Auch von der Klägerin wird nicht in Abrede gestellt, dass die Unternehmen der gewerbsmäßigen Arbeitnehmerüberlassung einen eigenen Gewerbezweig bilden. Sie meint jedoch, die von den entliehenen Versicherten ausgeübten Tätigkeiten führten zu völlig unterschiedlichen Gefährdungsrisiken, da diese sich nicht aus dem “Verleih” als solchem, sondern der jeweils ausgeübten Tätigkeit ergeben würden. Es gebe entgegen der Auffassung des BSG in dem Urteil vom 21. August 1991 (– 2 RU 54/90 – NZA 1992, 335 f) keine gewerbetypischen Unfallgefahren und die Gefahrtarifstelle 49 widerspreche auch dem Präventionsauftrag der Beklagten. Diese Kritik verkennt zweierlei: Innerhalb eines jeden Gewerbezweiges gibt es unterschiedliche Tätigkeiten und die Gefährdungsrisiken zwischen den unterschiedlichen Tätigkeiten eines Gewerbezweigs sind dementsprechend auch unterschiedlich (vgl zB im Gewerbezweig Kreditinstitut einen kaufmännischen Angestellten der Revisionsabteilung mit einem Fahrer oder einem hauseigenen Wachmann). Diese Risikomischung auf der Ebene des jeweiligen Gewerbezweiges ist eine Konsequenz eines Gewerbezweigstarifs – also einer Entscheidung, die der Selbstverwaltung der Beklagten vorbehalten ist. Die Unfallversicherungsträger können abgrenzbare Teile aus Unternehmen desselben Gewerbezweiges zu einer besonderen Bewertung im Gefahrtarif zusammenfassen, müssen dies aber nicht (BSGE 55, 26, 28 f = SozR 2200 § 734 Nr 3). Der Gesichtspunkt, dass in einer Gefahrengemeinschaft nur annähernd gleiche Gefährdungsrisiken nach § 157 Abs 2 Satz 1 SGB VII zusammengefasst werden dürfen, kommt nur dann zum Tragen, wenn mehrere Gewerbezweige in einer Gefahrtarifstelle zusammengefasst werden (vgl BSG SozR 2200 § 731 Nr 2). Dies ist vorliegend jedoch nicht der Fall.
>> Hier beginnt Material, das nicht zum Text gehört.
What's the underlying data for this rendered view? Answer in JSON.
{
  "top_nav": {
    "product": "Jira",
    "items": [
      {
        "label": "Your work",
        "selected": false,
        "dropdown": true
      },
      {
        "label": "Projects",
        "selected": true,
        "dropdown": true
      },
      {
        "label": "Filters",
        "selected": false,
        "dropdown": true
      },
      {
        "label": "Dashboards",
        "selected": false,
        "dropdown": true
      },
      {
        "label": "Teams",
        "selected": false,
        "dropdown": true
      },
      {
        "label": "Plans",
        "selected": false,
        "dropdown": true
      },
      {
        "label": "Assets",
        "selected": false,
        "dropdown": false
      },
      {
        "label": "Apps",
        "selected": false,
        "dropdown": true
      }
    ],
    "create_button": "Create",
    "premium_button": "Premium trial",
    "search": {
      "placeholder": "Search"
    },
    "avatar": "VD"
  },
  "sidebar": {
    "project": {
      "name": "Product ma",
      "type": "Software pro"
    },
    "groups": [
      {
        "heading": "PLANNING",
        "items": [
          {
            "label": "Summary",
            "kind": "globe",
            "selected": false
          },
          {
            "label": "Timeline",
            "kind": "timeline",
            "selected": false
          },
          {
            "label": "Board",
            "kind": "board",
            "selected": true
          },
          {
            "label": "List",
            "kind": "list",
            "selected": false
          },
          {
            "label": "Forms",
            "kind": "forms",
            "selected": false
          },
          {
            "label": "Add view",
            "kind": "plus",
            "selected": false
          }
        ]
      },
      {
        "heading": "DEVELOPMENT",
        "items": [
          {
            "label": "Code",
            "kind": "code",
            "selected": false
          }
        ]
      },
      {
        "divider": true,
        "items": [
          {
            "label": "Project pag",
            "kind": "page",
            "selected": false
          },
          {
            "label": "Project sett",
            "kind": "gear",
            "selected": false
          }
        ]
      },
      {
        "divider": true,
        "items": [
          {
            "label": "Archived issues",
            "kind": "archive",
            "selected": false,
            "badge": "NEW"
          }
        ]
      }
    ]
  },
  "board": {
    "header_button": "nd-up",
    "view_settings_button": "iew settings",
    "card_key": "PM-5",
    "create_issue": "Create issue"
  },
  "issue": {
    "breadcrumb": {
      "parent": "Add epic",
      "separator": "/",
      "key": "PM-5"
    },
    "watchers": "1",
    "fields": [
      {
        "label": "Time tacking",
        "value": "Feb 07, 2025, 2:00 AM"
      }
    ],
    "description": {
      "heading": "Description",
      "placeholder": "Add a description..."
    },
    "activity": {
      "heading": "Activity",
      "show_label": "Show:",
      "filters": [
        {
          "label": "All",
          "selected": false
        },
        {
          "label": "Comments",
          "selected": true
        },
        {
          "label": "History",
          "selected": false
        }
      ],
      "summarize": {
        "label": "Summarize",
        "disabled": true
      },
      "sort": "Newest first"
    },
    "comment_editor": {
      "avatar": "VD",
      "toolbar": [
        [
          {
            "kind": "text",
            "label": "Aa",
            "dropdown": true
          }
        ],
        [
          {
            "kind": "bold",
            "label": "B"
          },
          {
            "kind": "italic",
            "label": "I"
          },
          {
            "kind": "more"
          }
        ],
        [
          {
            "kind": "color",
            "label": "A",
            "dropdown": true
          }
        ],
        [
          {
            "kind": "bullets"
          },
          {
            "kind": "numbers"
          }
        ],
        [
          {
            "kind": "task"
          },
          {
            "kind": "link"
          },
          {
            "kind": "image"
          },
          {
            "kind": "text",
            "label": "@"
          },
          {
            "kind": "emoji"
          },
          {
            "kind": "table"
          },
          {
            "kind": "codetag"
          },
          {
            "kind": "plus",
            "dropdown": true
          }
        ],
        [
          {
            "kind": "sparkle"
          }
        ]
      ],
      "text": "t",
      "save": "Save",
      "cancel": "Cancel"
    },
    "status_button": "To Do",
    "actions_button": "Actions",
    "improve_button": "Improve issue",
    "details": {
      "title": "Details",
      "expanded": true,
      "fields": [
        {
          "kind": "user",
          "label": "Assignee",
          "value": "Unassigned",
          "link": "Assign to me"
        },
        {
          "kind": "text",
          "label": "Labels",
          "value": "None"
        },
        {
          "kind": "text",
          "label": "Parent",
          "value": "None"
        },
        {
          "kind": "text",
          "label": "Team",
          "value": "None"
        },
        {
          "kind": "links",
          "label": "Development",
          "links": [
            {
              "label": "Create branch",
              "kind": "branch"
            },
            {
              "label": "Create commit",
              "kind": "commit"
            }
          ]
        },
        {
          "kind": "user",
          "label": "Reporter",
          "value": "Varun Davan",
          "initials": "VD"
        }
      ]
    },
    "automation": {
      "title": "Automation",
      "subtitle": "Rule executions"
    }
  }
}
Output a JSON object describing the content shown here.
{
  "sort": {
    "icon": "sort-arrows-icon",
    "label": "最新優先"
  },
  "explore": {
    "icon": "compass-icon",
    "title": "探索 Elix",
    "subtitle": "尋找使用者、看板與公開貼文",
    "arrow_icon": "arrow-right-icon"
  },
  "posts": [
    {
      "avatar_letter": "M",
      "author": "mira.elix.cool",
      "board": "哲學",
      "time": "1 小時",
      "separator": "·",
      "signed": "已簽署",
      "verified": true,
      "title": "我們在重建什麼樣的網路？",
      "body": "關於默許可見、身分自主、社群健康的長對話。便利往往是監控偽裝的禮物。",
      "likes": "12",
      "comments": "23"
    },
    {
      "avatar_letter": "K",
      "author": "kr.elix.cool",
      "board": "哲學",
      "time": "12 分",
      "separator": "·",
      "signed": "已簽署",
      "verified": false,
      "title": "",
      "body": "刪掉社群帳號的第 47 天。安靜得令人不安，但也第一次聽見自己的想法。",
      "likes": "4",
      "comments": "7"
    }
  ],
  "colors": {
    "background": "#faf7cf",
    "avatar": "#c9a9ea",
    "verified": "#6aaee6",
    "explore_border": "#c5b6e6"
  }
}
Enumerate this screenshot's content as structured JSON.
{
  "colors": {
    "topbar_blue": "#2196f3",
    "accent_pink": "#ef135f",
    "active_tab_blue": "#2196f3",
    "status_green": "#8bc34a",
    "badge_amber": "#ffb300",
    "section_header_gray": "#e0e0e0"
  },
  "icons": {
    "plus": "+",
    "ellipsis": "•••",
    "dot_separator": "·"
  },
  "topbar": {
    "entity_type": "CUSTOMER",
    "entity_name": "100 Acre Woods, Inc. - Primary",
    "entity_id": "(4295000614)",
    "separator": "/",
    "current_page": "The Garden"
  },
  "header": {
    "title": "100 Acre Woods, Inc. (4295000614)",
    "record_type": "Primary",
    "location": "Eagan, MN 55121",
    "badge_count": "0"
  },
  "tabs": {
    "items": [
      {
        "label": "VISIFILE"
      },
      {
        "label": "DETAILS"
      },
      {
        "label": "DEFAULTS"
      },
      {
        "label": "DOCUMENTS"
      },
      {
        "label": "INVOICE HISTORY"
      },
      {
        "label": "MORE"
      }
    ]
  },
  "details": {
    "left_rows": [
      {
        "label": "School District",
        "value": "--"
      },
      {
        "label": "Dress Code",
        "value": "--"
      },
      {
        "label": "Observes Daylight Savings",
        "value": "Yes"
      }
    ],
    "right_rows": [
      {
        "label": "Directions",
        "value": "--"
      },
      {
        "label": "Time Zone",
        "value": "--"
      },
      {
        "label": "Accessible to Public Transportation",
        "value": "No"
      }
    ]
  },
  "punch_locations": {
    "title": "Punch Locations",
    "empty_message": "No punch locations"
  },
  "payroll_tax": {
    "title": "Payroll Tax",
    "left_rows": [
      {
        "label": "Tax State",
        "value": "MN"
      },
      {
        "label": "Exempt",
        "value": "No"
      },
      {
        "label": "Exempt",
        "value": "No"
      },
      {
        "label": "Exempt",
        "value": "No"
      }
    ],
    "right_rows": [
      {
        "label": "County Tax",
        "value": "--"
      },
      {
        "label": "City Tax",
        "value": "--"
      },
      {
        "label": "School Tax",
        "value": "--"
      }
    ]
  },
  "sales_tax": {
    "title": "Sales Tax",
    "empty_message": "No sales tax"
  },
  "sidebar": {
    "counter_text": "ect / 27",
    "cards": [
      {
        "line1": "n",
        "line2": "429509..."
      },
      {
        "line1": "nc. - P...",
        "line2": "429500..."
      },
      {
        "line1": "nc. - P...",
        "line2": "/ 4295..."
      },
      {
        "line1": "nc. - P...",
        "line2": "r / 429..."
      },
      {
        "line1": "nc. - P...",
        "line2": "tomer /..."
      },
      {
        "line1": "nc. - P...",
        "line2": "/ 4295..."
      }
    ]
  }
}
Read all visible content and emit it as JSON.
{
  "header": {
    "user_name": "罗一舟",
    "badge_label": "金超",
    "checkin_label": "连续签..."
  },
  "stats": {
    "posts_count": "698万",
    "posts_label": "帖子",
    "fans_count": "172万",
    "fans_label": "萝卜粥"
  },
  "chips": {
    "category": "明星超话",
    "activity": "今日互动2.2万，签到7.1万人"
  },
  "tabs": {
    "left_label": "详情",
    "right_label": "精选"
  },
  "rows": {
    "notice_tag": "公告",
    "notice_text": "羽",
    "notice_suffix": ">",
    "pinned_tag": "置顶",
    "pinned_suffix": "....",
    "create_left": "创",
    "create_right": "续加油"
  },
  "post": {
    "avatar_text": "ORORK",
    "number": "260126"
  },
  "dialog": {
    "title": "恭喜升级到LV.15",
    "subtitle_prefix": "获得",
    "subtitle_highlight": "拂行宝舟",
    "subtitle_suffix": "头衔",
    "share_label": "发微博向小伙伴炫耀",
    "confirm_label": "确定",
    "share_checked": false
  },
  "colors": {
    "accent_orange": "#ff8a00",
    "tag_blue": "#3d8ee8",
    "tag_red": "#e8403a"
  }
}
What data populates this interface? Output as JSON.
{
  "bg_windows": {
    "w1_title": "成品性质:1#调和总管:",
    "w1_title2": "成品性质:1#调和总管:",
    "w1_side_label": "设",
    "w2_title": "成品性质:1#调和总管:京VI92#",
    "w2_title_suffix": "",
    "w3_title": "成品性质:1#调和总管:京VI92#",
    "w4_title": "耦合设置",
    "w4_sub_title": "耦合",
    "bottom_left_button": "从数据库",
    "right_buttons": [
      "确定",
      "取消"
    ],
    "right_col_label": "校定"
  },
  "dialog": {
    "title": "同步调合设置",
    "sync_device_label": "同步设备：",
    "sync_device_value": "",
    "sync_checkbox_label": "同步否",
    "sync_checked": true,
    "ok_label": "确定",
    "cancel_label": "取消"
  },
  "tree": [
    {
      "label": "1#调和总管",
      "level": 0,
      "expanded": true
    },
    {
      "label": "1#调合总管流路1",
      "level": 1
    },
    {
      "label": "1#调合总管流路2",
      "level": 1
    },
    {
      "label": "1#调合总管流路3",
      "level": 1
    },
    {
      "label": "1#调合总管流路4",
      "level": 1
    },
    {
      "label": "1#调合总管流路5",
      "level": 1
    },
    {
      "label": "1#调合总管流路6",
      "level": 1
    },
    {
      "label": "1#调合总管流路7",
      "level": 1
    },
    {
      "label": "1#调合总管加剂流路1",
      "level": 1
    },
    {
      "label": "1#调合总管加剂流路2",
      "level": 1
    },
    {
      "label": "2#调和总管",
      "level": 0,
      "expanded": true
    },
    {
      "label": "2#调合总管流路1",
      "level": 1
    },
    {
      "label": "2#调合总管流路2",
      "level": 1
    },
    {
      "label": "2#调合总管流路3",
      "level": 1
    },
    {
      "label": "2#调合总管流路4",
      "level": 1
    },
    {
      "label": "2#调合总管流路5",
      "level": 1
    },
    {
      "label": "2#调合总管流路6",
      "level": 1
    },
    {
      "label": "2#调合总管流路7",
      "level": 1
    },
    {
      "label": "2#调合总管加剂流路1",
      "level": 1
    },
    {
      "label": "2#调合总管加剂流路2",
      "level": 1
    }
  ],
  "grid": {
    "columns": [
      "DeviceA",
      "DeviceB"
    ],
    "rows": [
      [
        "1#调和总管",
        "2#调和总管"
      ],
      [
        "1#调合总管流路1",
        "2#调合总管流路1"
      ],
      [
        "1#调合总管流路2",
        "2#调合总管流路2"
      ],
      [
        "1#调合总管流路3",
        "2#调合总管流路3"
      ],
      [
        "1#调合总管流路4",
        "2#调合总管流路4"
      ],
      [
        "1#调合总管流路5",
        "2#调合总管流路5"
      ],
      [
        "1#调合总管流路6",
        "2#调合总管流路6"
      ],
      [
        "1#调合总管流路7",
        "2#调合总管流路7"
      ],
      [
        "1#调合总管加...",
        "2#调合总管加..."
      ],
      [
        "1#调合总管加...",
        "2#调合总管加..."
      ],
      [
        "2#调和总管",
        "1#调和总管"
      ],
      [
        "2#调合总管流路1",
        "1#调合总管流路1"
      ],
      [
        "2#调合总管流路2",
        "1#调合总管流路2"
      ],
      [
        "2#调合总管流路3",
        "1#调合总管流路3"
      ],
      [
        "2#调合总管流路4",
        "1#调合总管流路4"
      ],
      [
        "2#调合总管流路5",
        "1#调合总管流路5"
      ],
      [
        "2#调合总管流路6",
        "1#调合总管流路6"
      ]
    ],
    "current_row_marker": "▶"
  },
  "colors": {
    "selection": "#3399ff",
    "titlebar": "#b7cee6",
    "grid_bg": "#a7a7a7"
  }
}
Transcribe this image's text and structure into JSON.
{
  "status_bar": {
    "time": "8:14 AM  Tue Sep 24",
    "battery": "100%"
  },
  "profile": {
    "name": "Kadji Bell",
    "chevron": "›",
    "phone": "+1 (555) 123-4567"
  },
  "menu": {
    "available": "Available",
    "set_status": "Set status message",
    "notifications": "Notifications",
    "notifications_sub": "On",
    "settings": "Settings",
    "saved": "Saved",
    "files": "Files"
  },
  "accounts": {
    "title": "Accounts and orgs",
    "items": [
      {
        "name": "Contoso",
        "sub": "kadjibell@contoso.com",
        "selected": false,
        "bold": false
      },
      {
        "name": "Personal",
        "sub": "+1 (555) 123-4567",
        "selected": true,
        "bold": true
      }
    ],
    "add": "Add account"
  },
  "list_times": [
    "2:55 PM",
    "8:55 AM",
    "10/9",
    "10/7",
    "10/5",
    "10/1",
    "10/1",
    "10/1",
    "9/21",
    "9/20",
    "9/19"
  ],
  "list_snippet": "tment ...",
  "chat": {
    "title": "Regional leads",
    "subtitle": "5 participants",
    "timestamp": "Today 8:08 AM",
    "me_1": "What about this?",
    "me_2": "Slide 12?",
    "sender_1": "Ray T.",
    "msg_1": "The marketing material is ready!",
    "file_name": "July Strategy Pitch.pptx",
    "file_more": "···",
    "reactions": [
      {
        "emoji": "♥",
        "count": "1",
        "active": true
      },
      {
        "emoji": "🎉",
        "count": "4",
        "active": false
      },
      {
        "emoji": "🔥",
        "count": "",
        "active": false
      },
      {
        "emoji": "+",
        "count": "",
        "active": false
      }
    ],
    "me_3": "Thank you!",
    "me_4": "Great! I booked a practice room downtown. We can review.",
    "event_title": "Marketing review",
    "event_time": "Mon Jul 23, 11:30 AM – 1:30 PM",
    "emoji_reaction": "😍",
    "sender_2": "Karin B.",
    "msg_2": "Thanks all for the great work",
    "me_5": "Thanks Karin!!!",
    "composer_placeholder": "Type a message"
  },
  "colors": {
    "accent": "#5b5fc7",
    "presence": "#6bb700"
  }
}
Auf den Beweisantrag der Klägerin zur Behauptung, dass es keine gewerbetypischen Unfallgefahren in der Zeitarbeitsbranche gebe, durch Vernehmung von namentlich benannten Zeugen bzw Einholung eines Sachverständigengutachtens kommt es unabhängig von der Geeignetheit der Beweismittel dementsprechend nicht an. Denn die Unternehmen der gewerbsmäßigen Arbeitnehmerüberlassung sind ein eigener Gewerbezweig und in zwei eigenen Gefahrtarifstellen zusammengefasst. Bei einer solchen Regelung kommt es – im Unterschied zur Zusammenfassung mehrerer Gewerbezweige zu einer Gefahrengemeinschaft in einer Gefahrtarifstelle – im Rahmen der Gefahrtarifbildung nicht auf die speziellen Unfallgefahren oder Gefährdungsrisiken des jeweiligen Gewerbezweiges an. Dass die des jeweiligen Unternehmens sowieso unbeachtlich sind, ergibt sich aus dem Gewerbezweigprinzip.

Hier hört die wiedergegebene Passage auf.